Firstly, the wholesale adoption of lecture capture would force lecturers to do something which some of them do not want to do. Do we really want to learn in an environment in which professors feel their academic freedom and integrity is constrained? At the very least, academics may feel unhappy about such a policy, which could lead to a decline in the quality of teaching. Alternatively, academics may even reconsider whether they are operating and researching in a suitable environment for themselves, if such an environment fosters a feeling of compulsion rather than choice.

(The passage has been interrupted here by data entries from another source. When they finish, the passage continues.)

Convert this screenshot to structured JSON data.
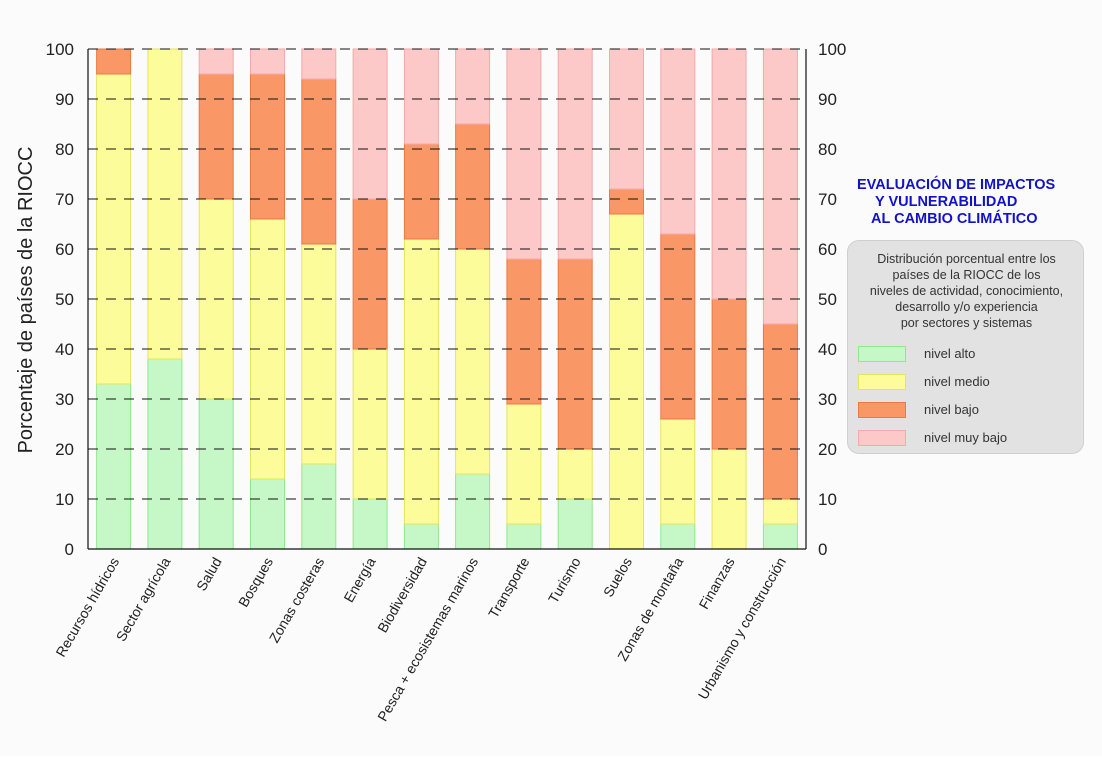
{
  "chart_data": {
    "type": "bar",
    "stacked": true,
    "title_lines": [
      "EVALUACIÓN DE IMPACTOS",
      "Y VULNERABILIDAD",
      "AL CAMBIO CLIMÁTICO"
    ],
    "ylabel": "Porcentaje de países de la RIOCC",
    "ylim": [
      0,
      100
    ],
    "yticks": [
      0,
      10,
      20,
      30,
      40,
      50,
      60,
      70,
      80,
      90,
      100
    ],
    "grid": true,
    "legend_position": "right",
    "legend_description": "Distribución porcentual entre los\npaíses de la RIOCC de los\nniveles de actividad, conocimiento,\ndesarrollo y/o experiencia\npor sectores y sistemas",
    "categories": [
      "Recursos hídricos",
      "Sector agrícola",
      "Salud",
      "Bosques",
      "Zonas costeras",
      "Energía",
      "Biodiversidad",
      "Pesca + ecosistemas marinos",
      "Transporte",
      "Turismo",
      "Suelos",
      "Zonas de montaña",
      "Finanzas",
      "Urbanismo y construcción"
    ],
    "series": [
      {
        "name": "nivel alto",
        "color": "#c6f7c6",
        "edge": "#8fe88f",
        "values": [
          33,
          38,
          30,
          14,
          17,
          10,
          5,
          15,
          5,
          10,
          0,
          5,
          0,
          5
        ]
      },
      {
        "name": "nivel medio",
        "color": "#fcfc9a",
        "edge": "#e4e460",
        "values": [
          62,
          62,
          40,
          52,
          44,
          30,
          57,
          45,
          24,
          10,
          67,
          21,
          20,
          5
        ]
      },
      {
        "name": "nivel bajo",
        "color": "#f99866",
        "edge": "#ea7a44",
        "values": [
          5,
          0,
          25,
          29,
          33,
          30,
          19,
          25,
          29,
          38,
          5,
          37,
          30,
          35
        ]
      },
      {
        "name": "nivel muy bajo",
        "color": "#fcc8c8",
        "edge": "#f2aaaa",
        "values": [
          0,
          0,
          5,
          5,
          6,
          30,
          19,
          15,
          42,
          42,
          28,
          37,
          50,
          55
        ]
      }
    ]
  }
}
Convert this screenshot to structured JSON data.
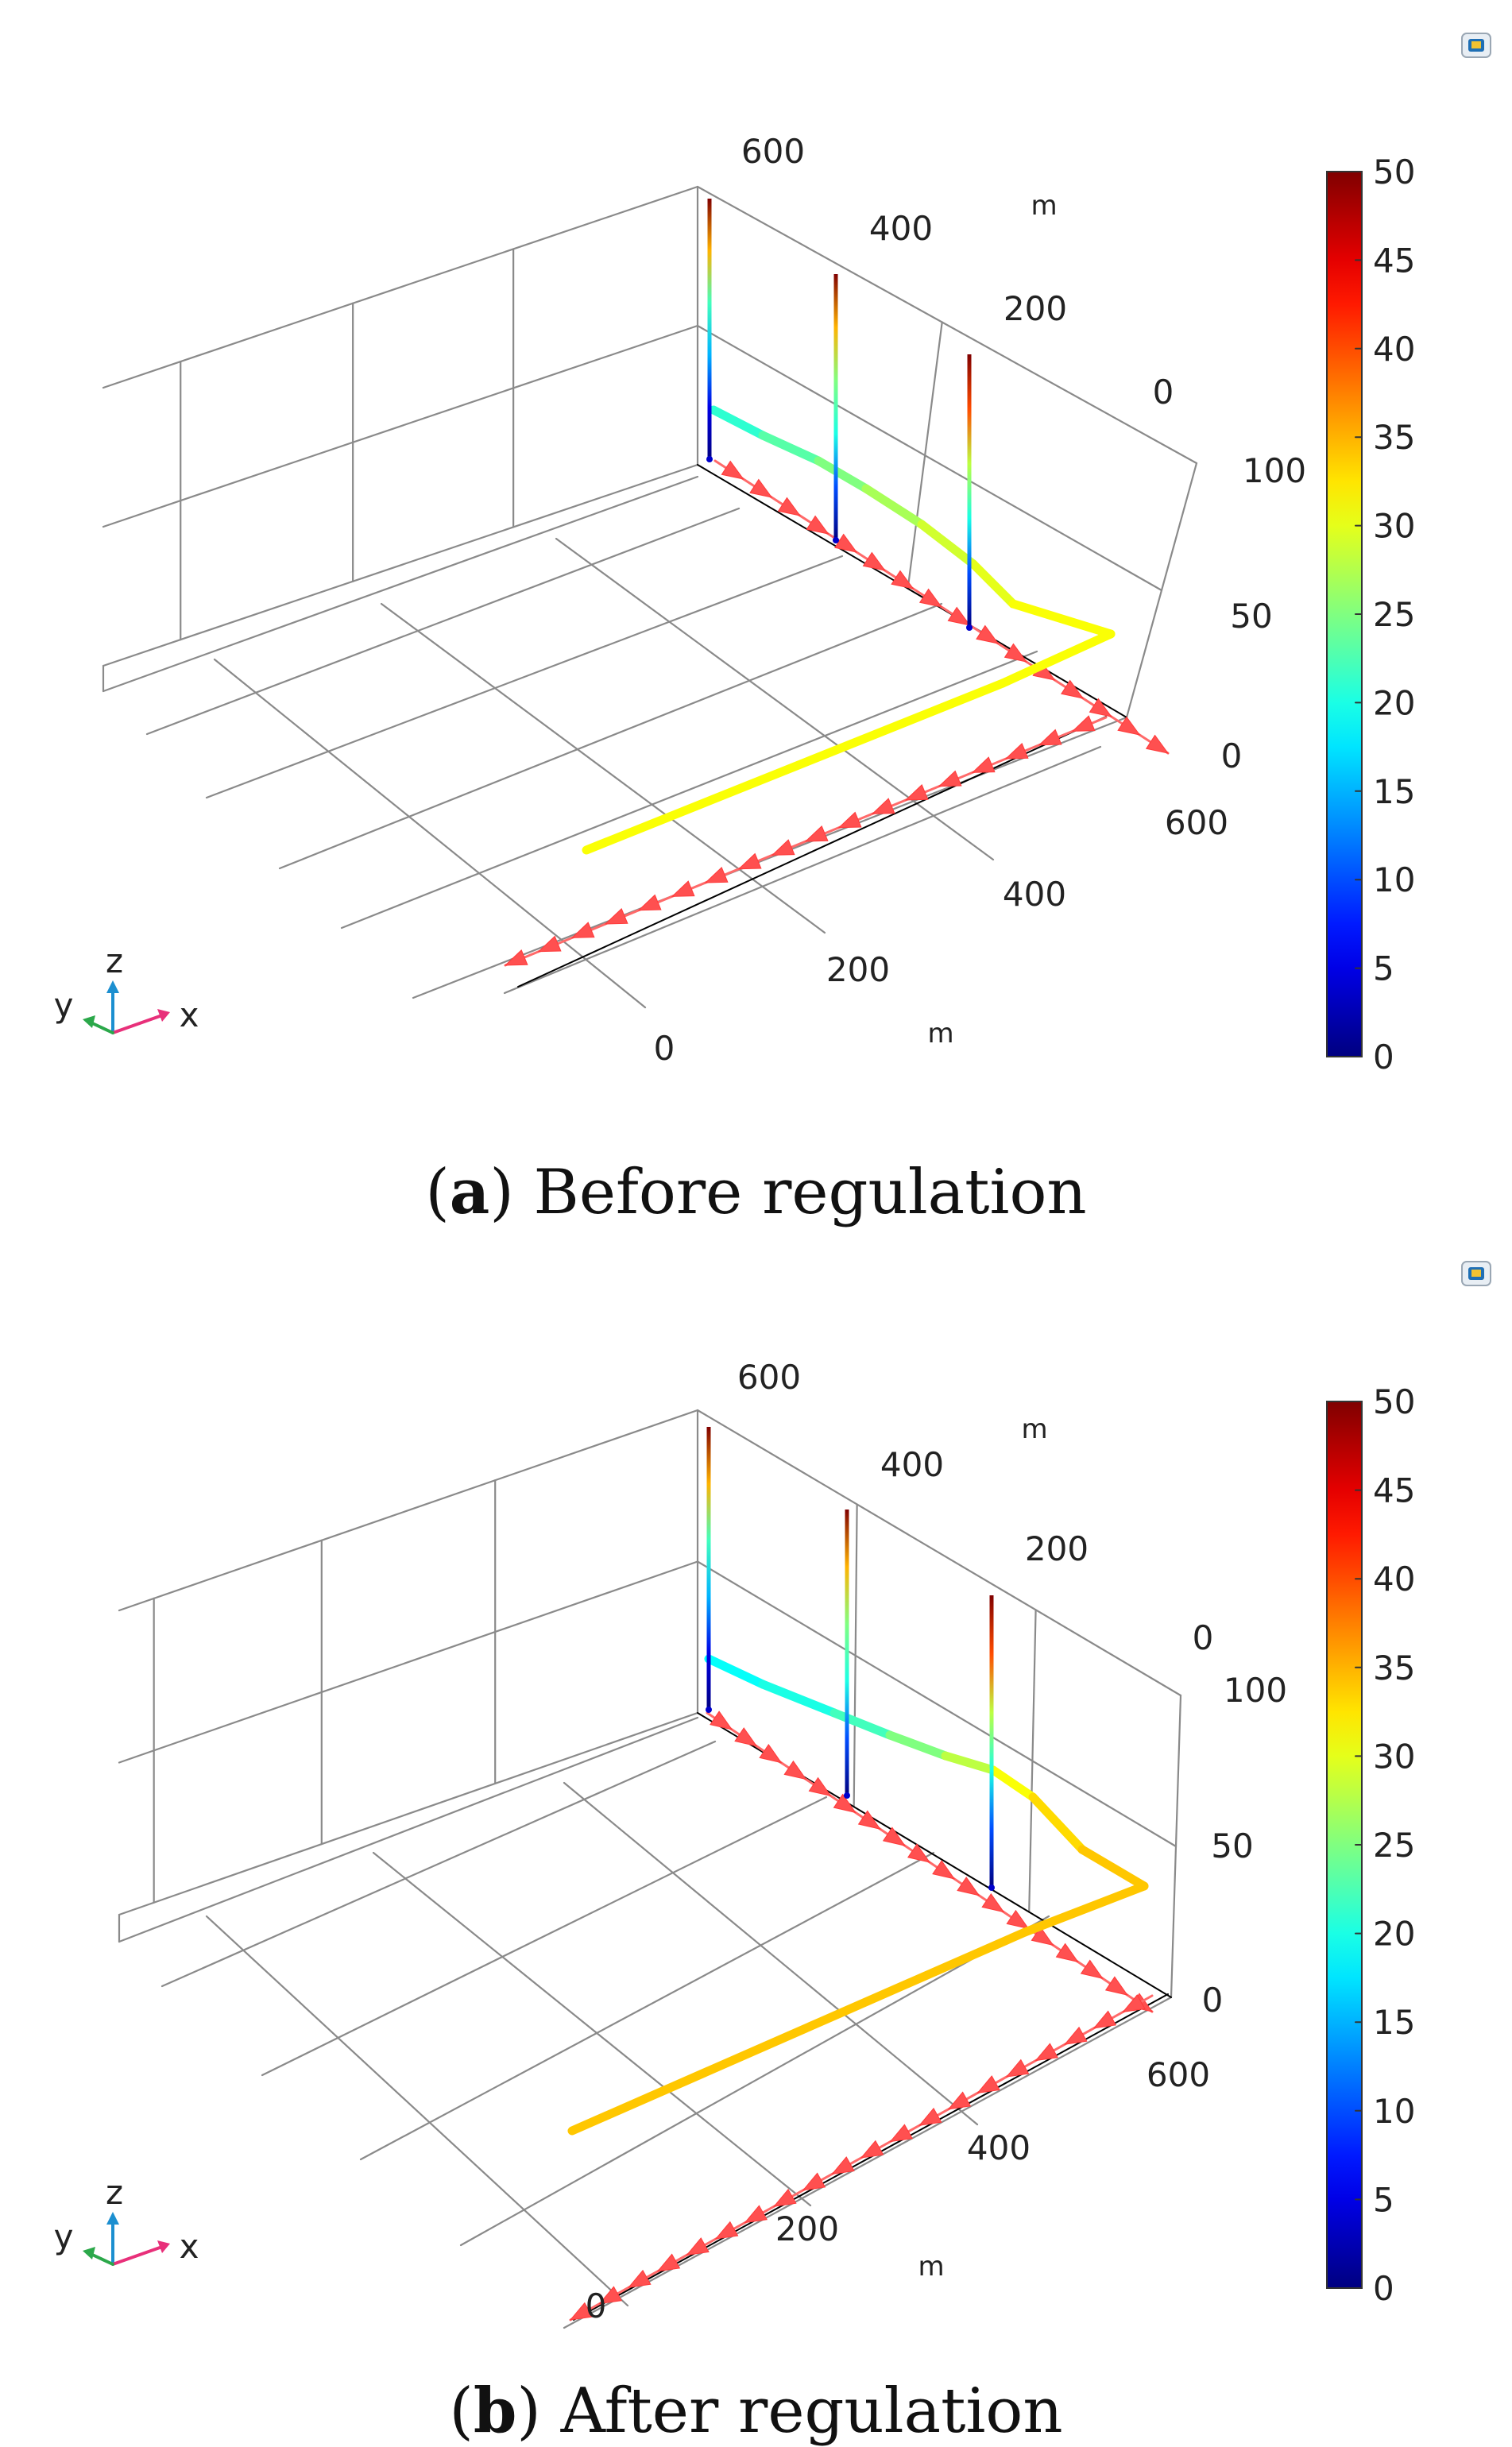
{
  "chart_data": [
    {
      "type": "3d-line",
      "id": "a",
      "caption_letter": "a",
      "caption_text": "Before regulation",
      "x_axis": {
        "ticks": [
          "0",
          "200",
          "400",
          "600"
        ],
        "unit": "m"
      },
      "y_axis": {
        "ticks": [
          "600",
          "400",
          "200",
          "0"
        ],
        "unit": "m"
      },
      "z_axis": {
        "ticks": [
          "0",
          "50",
          "100"
        ]
      },
      "colorbar": {
        "min": 0,
        "max": 50,
        "ticks": [
          "0",
          "5",
          "10",
          "15",
          "20",
          "25",
          "30",
          "35",
          "40",
          "45",
          "50"
        ]
      },
      "triad": {
        "x": "x",
        "y": "y",
        "z": "z"
      },
      "series": [
        {
          "kind": "main-pipe",
          "values": [
            21,
            23,
            25,
            27,
            29,
            30,
            31,
            31,
            31
          ]
        },
        {
          "kind": "vertical-well",
          "values": [
            0,
            5,
            15,
            22,
            35,
            50
          ]
        },
        {
          "kind": "vertical-well",
          "values": [
            0,
            10,
            20,
            25,
            35,
            50
          ]
        },
        {
          "kind": "vertical-well",
          "values": [
            0,
            10,
            20,
            28,
            40,
            50
          ]
        }
      ]
    },
    {
      "type": "3d-line",
      "id": "b",
      "caption_letter": "b",
      "caption_text": "After regulation",
      "x_axis": {
        "ticks": [
          "0",
          "200",
          "400",
          "600"
        ],
        "unit": "m"
      },
      "y_axis": {
        "ticks": [
          "600",
          "400",
          "200",
          "0"
        ],
        "unit": "m"
      },
      "z_axis": {
        "ticks": [
          "0",
          "50",
          "100"
        ]
      },
      "colorbar": {
        "min": 0,
        "max": 50,
        "ticks": [
          "0",
          "5",
          "10",
          "15",
          "20",
          "25",
          "30",
          "35",
          "40",
          "45",
          "50"
        ]
      },
      "triad": {
        "x": "x",
        "y": "y",
        "z": "z"
      },
      "series": [
        {
          "kind": "main-pipe",
          "values": [
            19,
            20,
            22,
            25,
            28,
            31,
            33,
            34,
            34
          ]
        },
        {
          "kind": "vertical-well",
          "values": [
            0,
            5,
            15,
            22,
            35,
            50
          ]
        },
        {
          "kind": "vertical-well",
          "values": [
            0,
            10,
            20,
            25,
            35,
            50
          ]
        },
        {
          "kind": "vertical-well",
          "values": [
            0,
            10,
            20,
            28,
            40,
            50
          ]
        }
      ]
    }
  ]
}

Furthermore, the adoption of a mandatory policy regarding lecture capture is not only harmful to staff, but to students. As can be seen by the amount of students turning up to lectures which will later be available on the VLE, lecture capture has a negative impact on student attendance. It may be argued that lecture capture allows students to access the same information other students receive directly in lectures, yet this is not the case. Academic staff have repeatedly stated during lectures that watching lectures at home and attending lectures in a lecture theatre are different experiences. That is to say, if you don’t attend a lecture you will miss out on valuable discussion with your peers, which can only have a positive impact on your education. Remember, this is your education. You should be making the most of it. This must involve attending lectures.
On a more philosophical note, the adoption of lecture capture as a compulsory blanket policy for all lectures would only serve to demonstrate the further commodification of education. As students, we pay money to learn (and this amount of money will probably increase with the government’s abolition of a cap on tuition fees). This already indicates that we are not engaging in an educational experience, but rather buying into the dominant capitalist culture which obliges us to go to university, get a job, and contribute to the economy. How would lecture capture change this? The widespread adoption of lecture capture would further alienate us from our fellow students and academic staff, thus making a university degree the mark of an atomised individual.
In summary, not all lectures should be recorded using lecture capture. Why? Lecture capture degrades academic staff and their research, devalues the education of students and alienates us from our fellow human-beings.